月曜のエレベーターはぎゅしぎゅしと解凍されつつ運ばれてくる/佐復桂

塔2024年4月号作品2

「ぎゅしぎゅし」がおもしろい。土日に動いていなかったオフィスのエレベーターが久々の運転でぎこちなく動いているよう。それに乗る人間も休日をはさんで仕事モードがオフになっていたのが、徐々に解凍されていくようである。

梟の首、まわる首、さらし首 家にいくつもさびてゆく釘/空岡邦昴

塔2024年4月号作品2

首の可動領域の広いふくろうの首。さらし首は死罪になった者の首がさらされるもの。リズムのいい言葉が並べられつつ、下の句にどこか寂しさがある。奇妙でありながらおもしろく感じた。「首」「釘」の韻もきれい。

JAのセレモニーホールを囲みたるイルミネーション夜空を照らす/広瀬のぶ子

塔2024年4月号作品2

セレモニーホールは、主に葬儀を行う場。都会では、夜も様々な施設が光を放つが、そうではないところでは、街灯も暗く、光を放つものは限られている。死を扱うセレモニーホールのイルミネーションが光を放つという光景に妙がある。

ひたすらに地図にない野を走りゆくガードレールがない人生だ/うっそう

塔2024年4月号作品2

大きな歌。ガードレールで区切られることではみ出すことのない道ではなく、野を走るという比喩に、決められた道にこだわらず、縦横無尽に生きる主体の姿がある。「地図にない野」に、試行錯誤をしながら、懸命に生きる姿も見える。

異次元の少子化対策ぬばたまの夜にひかりはさすのでせうか/中村成吾

塔2024年4月号作品2

政策のキャッチフレーズ「異次元の少子化対策」という固い言葉に対して、疑問を呈する3句目以降はひらがなが多く、丁寧で、絶望感がある。「夜」だけが漢字であることで、社会問題の暗さが際立つ。

信仰について列車で語り合い新鮮なまま林檎はひかる/ドクダミ

塔2024年4月号作品2

「信仰」は、日常生活の規律やどうしようもできないことがあることに対しての謙虚な態度を生み出すもの。

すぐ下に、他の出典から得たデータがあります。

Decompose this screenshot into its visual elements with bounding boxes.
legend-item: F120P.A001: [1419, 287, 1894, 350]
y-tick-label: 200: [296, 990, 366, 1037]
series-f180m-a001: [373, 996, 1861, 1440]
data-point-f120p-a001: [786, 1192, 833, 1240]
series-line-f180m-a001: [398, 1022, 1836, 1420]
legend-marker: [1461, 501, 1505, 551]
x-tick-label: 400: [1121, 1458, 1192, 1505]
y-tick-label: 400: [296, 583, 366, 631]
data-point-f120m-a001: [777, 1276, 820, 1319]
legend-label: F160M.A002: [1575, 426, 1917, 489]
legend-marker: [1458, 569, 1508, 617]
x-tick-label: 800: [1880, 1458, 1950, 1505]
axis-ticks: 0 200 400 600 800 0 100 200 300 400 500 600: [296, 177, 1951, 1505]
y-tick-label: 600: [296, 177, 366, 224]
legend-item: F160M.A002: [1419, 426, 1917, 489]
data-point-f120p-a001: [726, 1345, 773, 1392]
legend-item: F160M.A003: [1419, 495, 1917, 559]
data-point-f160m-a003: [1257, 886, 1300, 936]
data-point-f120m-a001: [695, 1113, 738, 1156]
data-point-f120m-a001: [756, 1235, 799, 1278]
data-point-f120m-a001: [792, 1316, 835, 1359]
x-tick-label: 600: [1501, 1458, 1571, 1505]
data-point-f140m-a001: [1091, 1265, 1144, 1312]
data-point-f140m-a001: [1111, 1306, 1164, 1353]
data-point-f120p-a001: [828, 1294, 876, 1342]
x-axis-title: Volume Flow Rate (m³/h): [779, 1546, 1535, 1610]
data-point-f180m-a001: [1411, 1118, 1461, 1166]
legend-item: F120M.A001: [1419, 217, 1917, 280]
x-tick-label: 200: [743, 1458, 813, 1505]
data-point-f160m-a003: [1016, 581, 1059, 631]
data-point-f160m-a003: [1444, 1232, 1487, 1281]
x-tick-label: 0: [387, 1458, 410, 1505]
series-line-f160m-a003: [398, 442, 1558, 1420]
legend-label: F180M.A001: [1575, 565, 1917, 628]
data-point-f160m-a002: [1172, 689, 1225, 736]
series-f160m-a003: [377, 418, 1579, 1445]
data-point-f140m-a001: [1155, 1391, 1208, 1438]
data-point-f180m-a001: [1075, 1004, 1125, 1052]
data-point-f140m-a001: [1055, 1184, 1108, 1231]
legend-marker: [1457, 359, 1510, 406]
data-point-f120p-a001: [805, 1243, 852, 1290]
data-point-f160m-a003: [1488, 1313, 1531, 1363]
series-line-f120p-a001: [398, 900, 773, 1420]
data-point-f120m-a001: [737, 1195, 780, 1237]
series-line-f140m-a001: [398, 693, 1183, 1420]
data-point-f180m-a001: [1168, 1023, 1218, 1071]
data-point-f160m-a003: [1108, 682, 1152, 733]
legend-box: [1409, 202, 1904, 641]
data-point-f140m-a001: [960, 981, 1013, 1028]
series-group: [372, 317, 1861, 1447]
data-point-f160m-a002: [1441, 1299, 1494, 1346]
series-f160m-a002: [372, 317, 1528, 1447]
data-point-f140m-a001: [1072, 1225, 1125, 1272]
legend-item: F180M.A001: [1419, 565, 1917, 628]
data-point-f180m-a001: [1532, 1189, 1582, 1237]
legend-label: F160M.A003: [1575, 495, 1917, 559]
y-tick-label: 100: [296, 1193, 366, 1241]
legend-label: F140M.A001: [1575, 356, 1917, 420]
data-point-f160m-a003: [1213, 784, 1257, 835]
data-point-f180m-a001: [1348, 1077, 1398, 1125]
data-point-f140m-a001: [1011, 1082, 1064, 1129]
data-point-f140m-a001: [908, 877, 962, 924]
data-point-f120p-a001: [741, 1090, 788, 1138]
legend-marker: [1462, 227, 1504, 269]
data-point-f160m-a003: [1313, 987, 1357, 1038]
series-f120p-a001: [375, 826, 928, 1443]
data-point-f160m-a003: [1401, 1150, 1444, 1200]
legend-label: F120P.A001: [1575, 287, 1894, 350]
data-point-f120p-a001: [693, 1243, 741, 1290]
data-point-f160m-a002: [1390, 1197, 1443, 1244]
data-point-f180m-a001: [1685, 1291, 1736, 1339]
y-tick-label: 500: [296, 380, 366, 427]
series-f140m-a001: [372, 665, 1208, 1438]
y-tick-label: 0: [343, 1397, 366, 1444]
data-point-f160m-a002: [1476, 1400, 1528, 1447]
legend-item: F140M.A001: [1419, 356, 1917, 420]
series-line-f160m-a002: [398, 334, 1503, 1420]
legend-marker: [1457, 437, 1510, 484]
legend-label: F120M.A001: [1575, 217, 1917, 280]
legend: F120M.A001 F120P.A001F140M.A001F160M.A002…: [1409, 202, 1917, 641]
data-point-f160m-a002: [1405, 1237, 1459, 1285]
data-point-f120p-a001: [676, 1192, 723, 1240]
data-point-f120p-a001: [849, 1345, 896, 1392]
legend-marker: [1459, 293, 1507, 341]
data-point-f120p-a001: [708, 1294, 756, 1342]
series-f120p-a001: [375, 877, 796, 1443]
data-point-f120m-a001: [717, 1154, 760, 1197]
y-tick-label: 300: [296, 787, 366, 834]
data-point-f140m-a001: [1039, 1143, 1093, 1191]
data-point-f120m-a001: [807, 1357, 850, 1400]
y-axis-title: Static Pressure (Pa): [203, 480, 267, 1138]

林檎は、聖書における禁断の果実のイメージがあるが、新鮮なまま光っているのは、主体と話し相手の話が盛り上がっているような印象。

漢字もつ友の名かしこくみえゐしが現在いまは「ひろ子」が心に適ふ/櫻井ひろ子

塔2024年4月号作品2

当事者にしかわからない自身の名前に関するコンプレックス。主体は、年齢を重ねたことで、ひらがな表記のよさになじんできたよう。「心に適ふ」という表現がきれい。

もし来世タイの北部に生まれたら象をペットに飼おうと思う/大井亜希

塔2024年4月号作品2

賛成。それがいい。象は、タイの人々の生活や信仰にとって身近な存在で、強さの象徴でもある。そして、象はでかくてかわいい。象に乗りたい。象と遊びたい。象。象。この歌を読んでから、象の動画をめっちゃ見ている。